Key Metrics (RED Method)

For services:
  Rate:      requests per second
  Errors:    failed requests per second
  Duration:  distribution of request latency

For resources (USE Method):
  Utilization: % of time resource is busy
  Saturation:  queue depth / backlog
  Errors:      error count

Structured Logging

// Structured logging with tracing
ASYNC PROCEDURE PROCESS_ORDER(order_id, user_id, db) → Order or error
    LOG_INFO("Processing order", order_id ← order_id, user_id ← user_id)

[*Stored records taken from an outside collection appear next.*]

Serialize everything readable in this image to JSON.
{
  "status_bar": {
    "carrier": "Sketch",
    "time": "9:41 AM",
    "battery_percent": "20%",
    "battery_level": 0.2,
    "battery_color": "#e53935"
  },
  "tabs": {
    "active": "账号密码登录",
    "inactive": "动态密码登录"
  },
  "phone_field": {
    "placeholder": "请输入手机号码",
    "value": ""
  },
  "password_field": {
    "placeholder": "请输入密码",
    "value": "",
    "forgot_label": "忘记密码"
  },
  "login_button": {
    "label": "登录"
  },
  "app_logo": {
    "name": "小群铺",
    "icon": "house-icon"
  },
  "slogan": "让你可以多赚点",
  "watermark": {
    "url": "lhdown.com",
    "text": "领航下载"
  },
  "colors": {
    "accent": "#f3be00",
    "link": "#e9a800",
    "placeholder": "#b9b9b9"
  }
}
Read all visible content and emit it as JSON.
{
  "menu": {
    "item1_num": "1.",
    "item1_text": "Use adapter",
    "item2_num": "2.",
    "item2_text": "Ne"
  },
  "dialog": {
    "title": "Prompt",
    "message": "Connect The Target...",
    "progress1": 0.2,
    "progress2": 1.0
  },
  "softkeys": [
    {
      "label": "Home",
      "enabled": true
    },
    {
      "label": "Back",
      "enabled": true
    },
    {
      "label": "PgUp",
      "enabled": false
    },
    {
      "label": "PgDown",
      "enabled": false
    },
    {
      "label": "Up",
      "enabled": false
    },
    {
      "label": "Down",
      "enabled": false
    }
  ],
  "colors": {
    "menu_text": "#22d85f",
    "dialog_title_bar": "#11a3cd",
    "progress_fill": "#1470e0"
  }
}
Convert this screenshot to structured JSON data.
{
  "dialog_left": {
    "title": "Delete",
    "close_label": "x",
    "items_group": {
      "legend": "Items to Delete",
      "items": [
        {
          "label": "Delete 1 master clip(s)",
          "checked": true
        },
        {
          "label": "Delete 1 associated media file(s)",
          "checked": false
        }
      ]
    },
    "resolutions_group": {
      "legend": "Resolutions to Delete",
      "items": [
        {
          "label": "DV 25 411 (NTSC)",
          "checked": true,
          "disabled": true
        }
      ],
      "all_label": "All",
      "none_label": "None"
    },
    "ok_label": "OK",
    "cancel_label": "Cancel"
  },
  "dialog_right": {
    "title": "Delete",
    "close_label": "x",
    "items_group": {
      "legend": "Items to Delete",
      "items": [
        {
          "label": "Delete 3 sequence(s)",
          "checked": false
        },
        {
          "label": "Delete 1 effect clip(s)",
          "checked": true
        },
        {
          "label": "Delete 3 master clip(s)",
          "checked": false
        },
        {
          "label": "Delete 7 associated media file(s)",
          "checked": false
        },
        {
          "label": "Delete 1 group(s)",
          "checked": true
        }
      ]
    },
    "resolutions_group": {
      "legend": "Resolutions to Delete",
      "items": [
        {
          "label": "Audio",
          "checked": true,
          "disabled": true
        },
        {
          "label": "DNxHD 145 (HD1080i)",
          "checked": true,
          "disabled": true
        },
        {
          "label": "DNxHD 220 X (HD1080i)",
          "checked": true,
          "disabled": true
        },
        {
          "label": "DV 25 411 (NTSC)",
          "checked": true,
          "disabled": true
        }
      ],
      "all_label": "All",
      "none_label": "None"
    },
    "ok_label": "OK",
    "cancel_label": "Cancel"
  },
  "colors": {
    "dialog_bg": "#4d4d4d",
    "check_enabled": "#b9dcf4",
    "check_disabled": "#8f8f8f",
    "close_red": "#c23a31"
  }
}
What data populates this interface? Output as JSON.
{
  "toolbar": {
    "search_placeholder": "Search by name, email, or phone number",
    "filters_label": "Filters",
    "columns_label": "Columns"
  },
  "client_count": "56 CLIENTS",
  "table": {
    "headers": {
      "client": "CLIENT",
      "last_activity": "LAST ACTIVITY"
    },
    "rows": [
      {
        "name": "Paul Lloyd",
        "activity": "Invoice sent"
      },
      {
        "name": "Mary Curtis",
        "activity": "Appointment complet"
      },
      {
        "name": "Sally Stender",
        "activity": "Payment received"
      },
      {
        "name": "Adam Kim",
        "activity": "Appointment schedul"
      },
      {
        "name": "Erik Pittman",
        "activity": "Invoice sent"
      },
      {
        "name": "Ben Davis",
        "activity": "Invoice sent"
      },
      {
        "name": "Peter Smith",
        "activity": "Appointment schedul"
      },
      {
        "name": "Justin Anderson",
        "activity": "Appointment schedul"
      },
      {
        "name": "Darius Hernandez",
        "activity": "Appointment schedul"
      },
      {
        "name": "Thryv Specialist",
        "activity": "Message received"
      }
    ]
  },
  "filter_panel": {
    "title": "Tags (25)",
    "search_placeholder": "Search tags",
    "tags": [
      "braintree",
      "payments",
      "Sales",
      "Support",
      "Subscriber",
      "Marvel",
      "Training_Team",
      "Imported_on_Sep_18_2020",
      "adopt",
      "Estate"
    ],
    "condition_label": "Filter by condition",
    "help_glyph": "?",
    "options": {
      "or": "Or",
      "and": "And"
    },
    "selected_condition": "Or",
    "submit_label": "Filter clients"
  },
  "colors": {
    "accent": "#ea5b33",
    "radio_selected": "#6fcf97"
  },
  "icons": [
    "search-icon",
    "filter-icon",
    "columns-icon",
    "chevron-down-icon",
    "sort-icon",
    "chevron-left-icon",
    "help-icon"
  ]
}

    order ← AWAIT db.GET_ORDER(order_id)
    IF order IS error THEN
        LOG_ERROR("Failed to fetch order from database",
                  order_id ← order_id, error ← error_message)
        RETURN error

    LOG_INFO("Order processed successfully",
             order_id ← order_id,
             total ← order.total,
             items ← LENGTH(order.items))

    RETURN order

Anti-Patterns and Pitfalls

1. Distributed Monolith: services tightly coupled, deploy together
   Fix: proper domain boundaries, async communication

2. Chatty services: too many synchronous calls
   Fix: aggregate APIs, batch operations, async patterns

3. Shared database: multiple services accessing one DB
   Fix: each service owns its data, use events to sync

4. No circuit breakers: cascading failures
   Fix: circuit breakers, bulkheads, timeouts on every call

5. Ignoring partial failure: treating network as reliable
   Fix: retries with backoff, idempotency, graceful degradation

6. Missing observability: "it works on my machine"
   Fix: traces, metrics, logs from day one

Real-World Technology Stack

| Concern | Technology | |---|---| | API Gateway | Kong, AWS API Gateway, Envoy | | Service Mesh | Istio, Linkerd, Cilium | | Circuit Breaker | Resilience4j, Polly, built into mesh | | Tracing | OpenTelemetry, Jaeger, Zipkin, Datadog | | Metrics | Prometheus + Grafana, Datadog | | Logging | ELK Stack, Grafana Loki, Datadog | | Chaos | Litmus, Gremlin, Chaos Monkey | | Container Orchestration | Kubernetes | | CI/CD | ArgoCD, Flux, GitHub Actions |

Key Takeaways

  • Decompose by business capability, not technical layer. Each service should map to a bounded context with its own data store.
  • A service mesh extracts networking concerns (mTLS, retries, observability) from application code into infrastructure, at the cost of operational complexity.
  • Circuit breakers, timeouts, and retries with exponential backoff are non-negotiable in production microservices.
  • Observability (metrics, logs, traces) is not optional. Without it, debugging distributed systems is nearly impossible.
  • Chaos engineering shifts resilience testing left: find failures before your customers do.
  • Start with a monolith, extract services when you understand the domain boundaries. Premature decomposition creates distributed monoliths.